Saturday 30 March 2013

Beards and Interfering in Cyprus

The First Ruler of Cyprus (tusks, no beard)
One upon a time there were no humans in Cyprus, only dwarf elephants. Greek-speaking people had certainly arrived by 1,600 BC. They are still there, speaking a beautiful ancient dialect of Greek, despite everything that history can throw at them.

Suppiluliuma (allegedly)
Few places on earth have been so much interfered with. Everybody wants power over Cyprus because of its strategic location and (now) its supposed reserves of natural gas. But nobody has ever taken seriously the possibility that the tiny number of Greek Cypriots (well under a million) living on Aphrodite’s island might like a real say in their own political and economic future.

A quick run through the timeline of Cyprus introduces us to some of the most unsavoury imperialists and invaders in history. But the more successful of them all had beards.   

The Amazing Beard of Sargon II
The most handsome may have been the Hittite monarch Suppiluliuma, of whom an extraordinary statue has recently been alleged to have been dug up in Turkey.  But Sargon II,  whose beard was longer, annexed Cyprus to the Assyrian Empire in 709 BCE. The Egyptian Pharaoh Amasis, who did NOT sport a beard, grabbed it in the mid-sixth century, but the parvenu and bearded Persian Emperor Cyrus got it off him in 545.

Despite numerous attempts by the Cypriots to gain independence, their land was repeatedly lost and won by Alexander’s Successors.  Cyprus was briefly taken over for Rome by the smooth-cheeked Cato the Younger.

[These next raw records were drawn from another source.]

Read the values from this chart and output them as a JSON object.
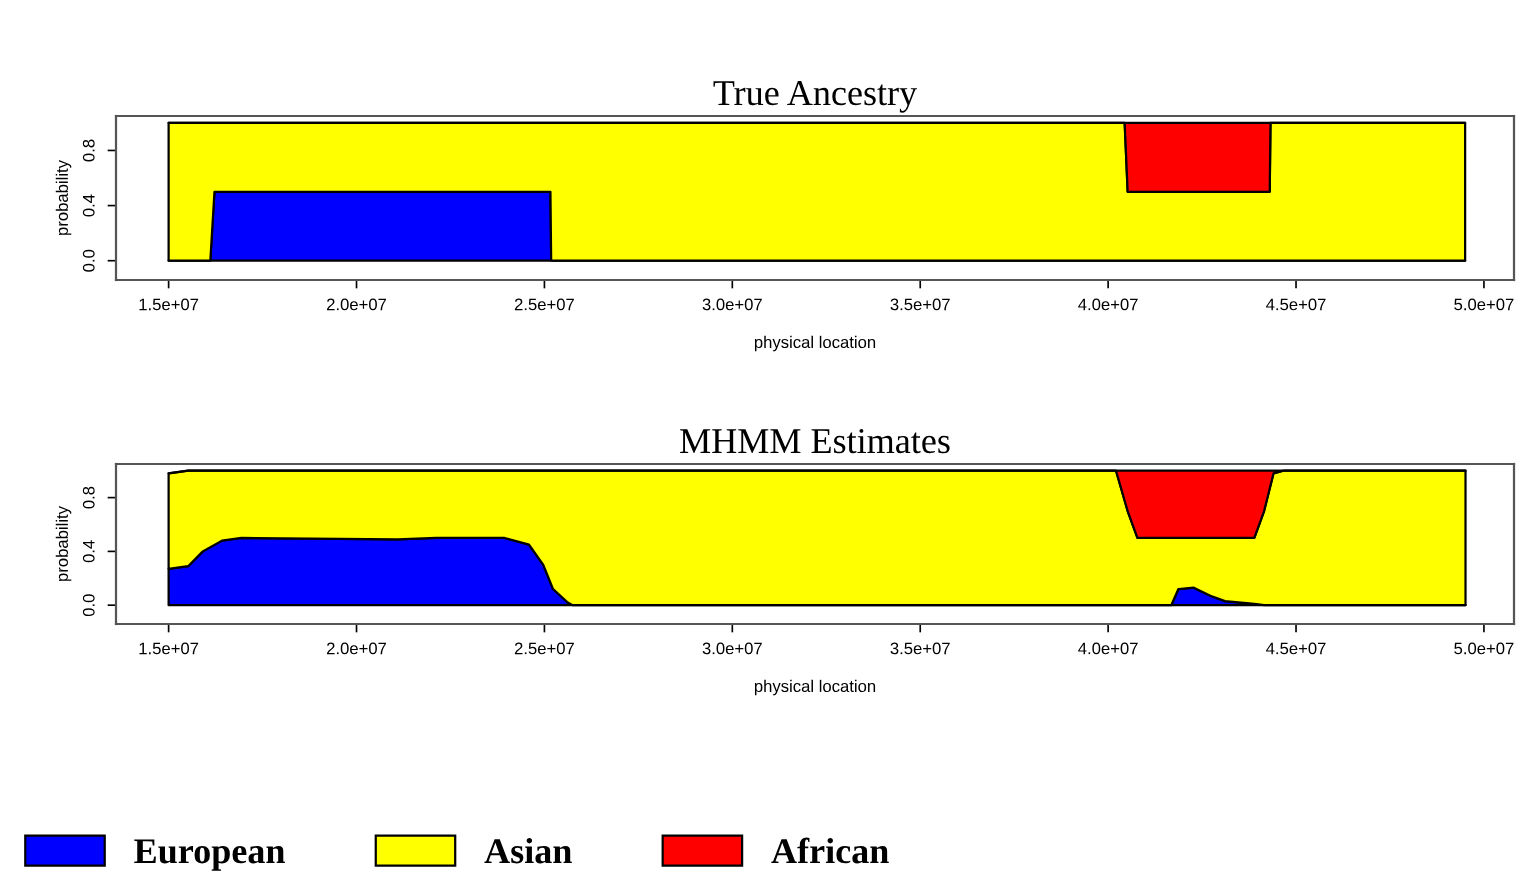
{
  "chart_data": [
    {
      "type": "area",
      "stacked": true,
      "title": "True Ancestry",
      "xlabel": "physical location",
      "ylabel": "probability",
      "xlim": [
        13600000,
        50800000
      ],
      "ylim": [
        -0.14,
        1.05
      ],
      "legend": "bottom",
      "xticks": [
        {
          "value": 15000000,
          "label": "1.5e+07"
        },
        {
          "value": 20000000,
          "label": "2.0e+07"
        },
        {
          "value": 25000000,
          "label": "2.5e+07"
        },
        {
          "value": 30000000,
          "label": "3.0e+07"
        },
        {
          "value": 35000000,
          "label": "3.5e+07"
        },
        {
          "value": 40000000,
          "label": "4.0e+07"
        },
        {
          "value": 45000000,
          "label": "4.5e+07"
        },
        {
          "value": 50000000,
          "label": "5.0e+07"
        }
      ],
      "yticks": [
        {
          "value": 0,
          "label": "0.0"
        },
        {
          "value": 0.4,
          "label": "0.4"
        },
        {
          "value": 0.8,
          "label": "0.8"
        }
      ],
      "x": [
        15000000,
        16110000,
        16220000,
        25160000,
        25180000,
        40440000,
        40520000,
        44300000,
        44320000,
        49500000
      ],
      "series": [
        {
          "name": "European",
          "color": "#0000ff",
          "values": [
            0,
            0,
            0.5,
            0.5,
            0,
            0,
            0,
            0,
            0,
            0
          ]
        },
        {
          "name": "Asian",
          "color": "#ffff00",
          "values": [
            1,
            1,
            0.5,
            0.5,
            1,
            1,
            0.5,
            0.5,
            1,
            1
          ]
        },
        {
          "name": "African",
          "color": "#ff0000",
          "values": [
            0,
            0,
            0,
            0,
            0,
            0,
            0.5,
            0.5,
            0,
            0
          ]
        }
      ]
    },
    {
      "type": "area",
      "stacked": true,
      "title": "MHMM Estimates",
      "xlabel": "physical location",
      "ylabel": "probability",
      "xlim": [
        13600000,
        50800000
      ],
      "ylim": [
        -0.14,
        1.05
      ],
      "xticks": [
        {
          "value": 15000000,
          "label": "1.5e+07"
        },
        {
          "value": 20000000,
          "label": "2.0e+07"
        },
        {
          "value": 25000000,
          "label": "2.5e+07"
        },
        {
          "value": 30000000,
          "label": "3.0e+07"
        },
        {
          "value": 35000000,
          "label": "3.5e+07"
        },
        {
          "value": 40000000,
          "label": "4.0e+07"
        },
        {
          "value": 45000000,
          "label": "4.5e+07"
        },
        {
          "value": 50000000,
          "label": "5.0e+07"
        }
      ],
      "yticks": [
        {
          "value": 0,
          "label": "0.0"
        },
        {
          "value": 0.4,
          "label": "0.4"
        },
        {
          "value": 0.8,
          "label": "0.8"
        }
      ],
      "x": [
        15000000,
        15520000,
        15910000,
        16420000,
        16940000,
        21090000,
        22120000,
        23940000,
        24590000,
        24970000,
        25230000,
        25620000,
        25750000,
        40210000,
        40520000,
        40780000,
        41680000,
        41870000,
        42280000,
        42720000,
        43110000,
        43890000,
        44150000,
        44400000,
        44660000,
        49510000
      ],
      "series": [
        {
          "color": "#0000ff",
          "values": [
            0.27,
            0.29,
            0.4,
            0.48,
            0.5,
            0.49,
            0.5,
            0.5,
            0.45,
            0.3,
            0.12,
            0.02,
            0,
            0,
            0,
            0,
            0,
            0.12,
            0.13,
            0.07,
            0.03,
            0.01,
            0,
            0,
            0,
            0
          ]
        },
        {
          "color": "#ffff00",
          "values": [
            0.71,
            0.71,
            0.6,
            0.52,
            0.5,
            0.51,
            0.5,
            0.5,
            0.55,
            0.7,
            0.88,
            0.98,
            1,
            1,
            0.7,
            0.5,
            0.5,
            0.38,
            0.37,
            0.43,
            0.47,
            0.49,
            0.7,
            0.98,
            1,
            1
          ]
        },
        {
          "color": "#ff0000",
          "values": [
            0,
            0,
            0,
            0,
            0,
            0,
            0,
            0,
            0,
            0,
            0,
            0,
            0,
            0,
            0.3,
            0.5,
            0.5,
            0.5,
            0.5,
            0.5,
            0.5,
            0.5,
            0.3,
            0.02,
            0,
            0
          ]
        }
      ]
    }
  ]
}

But it was lost again when Mark Antony bestowed it on the (probably unbearded) Cleopatra, before she lost it too and it reverted to Rome. As part of the Byzantine realm, Cyprus was continuously harassed by bearded Arab invaders.

Richard the Lionheart, with well-trimmed fluff
Adorned with plenty of facial hair, Richard the Lionheart arrived in 1191, and taxed Cyprus until it squeaked. He then gave it to the Knights Templar. The bearded Franks ruled Cyprus for a good while, followed by the bearded Mamluk sultans of Egypt, Genoese merchants, and the Venetians who purchased  the island in 1489. Eight decades later it was conquered by the bearded Ottomans. The Brits got back in the saddle in stages between 1878 and 1914, declaring Cyprus a Crown Colony in 1925, under the very hirsute King George V. It did not get independence until 1960.
George V Assumes Beard of Cypriot Command

This means that even before everyone in the world poked their noses in during the 1970s, Cypriot Greeks had been interfered with by Hittites, Assyrians, Egyptians (twice), Persians, Macedonians,  Romans, Byzantines, Levantine Arabs, Brits, Mamluk Sultans, Genoese, Venetians, Ottomans, and Brits again. But is the moral of the story that Cypriots need to grow some beards? Their hairy Orthodox priests have managed to exert a bit more power than most of them. The women who have ruled Cyprus (e.g. Cleopatra and Queen Elizabeth II) have always lost control of it. Ominously, the current government of Cyprus, to judge from photographs, is shinily clean-shaven.

Will Merkel or Anastasiades Get That Beard?
I have  a collection of false beards  I once acquired during a student production of Aristophanes’ comic Assembly Women, in which the women of Athens need to disguise themselves as hairy men in order to get any say in politics. I am happy to send one to all Cypriot cabinet members if it would help them, finally, to get their act in gear and do something for the people they claim they govern.  The suspiciously smooth-faced President, Nikos Anastasiades, has a wife whose surname means ‘moustachioed’. The unbearded dwarf elephants became extinct. Nikos should take the hint.